Un práctica de crecimiento que recomiendo mucho es estar en contacto con personas viejas, enfermas, con grandes necesidades…  Esto permite poner en perspectiva la propia vida y -ojalá- aprovechar mejor nuestro tiempo sabiendo que no hay garantía ninguna de que un estado concreto de cosas se mantenga. El roce con personas que están viviendo situaciones de vida difíciles, hace evidente que el tiempo realmente es todo lo que tenemos: el cuerpo, la belleza, la mente y sus facultades, nuestros gustos, bienes, logros, esas cosas que pensamos que nos dan glamour, todas son irrelevantes llegado el momento de enfrentarnos con la lentitud de no poder caminar al ritmo de un mundo que parece ser de otros (los más jóvenes, los saludables, los bellos, los listos…).

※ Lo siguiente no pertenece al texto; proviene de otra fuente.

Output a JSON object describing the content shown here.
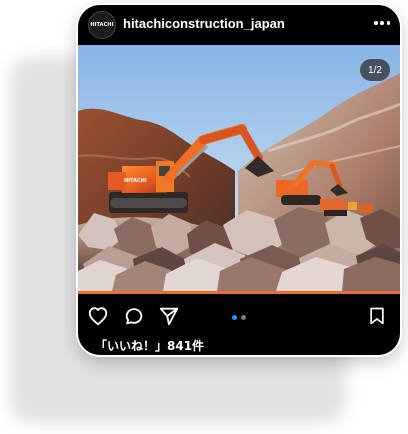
{
  "account": {
    "username": "hitachiconstruction_japan",
    "avatar_text": "HITACHI"
  },
  "photo": {
    "counter": "1/2",
    "subject": "orange excavators in a rocky quarry",
    "slide_count": 2,
    "active_slide": 1
  },
  "engagement": {
    "likes_text": "「いいね！」841件"
  },
  "colors": {
    "card_background": "#000000",
    "accent_orange": "#e7702f",
    "active_dot": "#2f93ff",
    "inactive_dot": "#7b7b7b",
    "text": "#ffffff"
  },
  "icons": {
    "more": "more-icon",
    "like": "heart-icon",
    "comment": "comment-icon",
    "share": "send-icon",
    "save": "bookmark-icon"
  }
}
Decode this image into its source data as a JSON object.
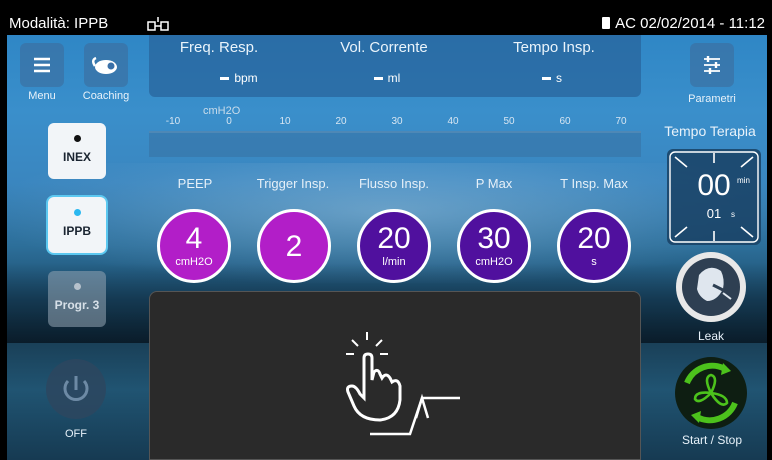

Así pues, cuidar nuestro tiempo cultivando la presencia y la aceptación nos permite estar en apertura a las experiencias tan variopintas de la vida, restando sufrimiento a lo que muchas veces es inevitable. La manera como hayamos vivido nuestro presente importa mucho, porque constituye el sustrato de experiencia que se reflejará en nuestra vida futura. Todo aquello de nuestra sombra que no consigamos trabajar y mirar, se hará grande y fuerte con los años y enseñará los dientes ante la dificultad; también nuestra luz, si la hemos alentado, brillará más. Sepamos que no son sólo las cosas que hagamos sino sobre todo el cómo las hemos hecho, lo que tendrá impacto en la manera en que vivamos.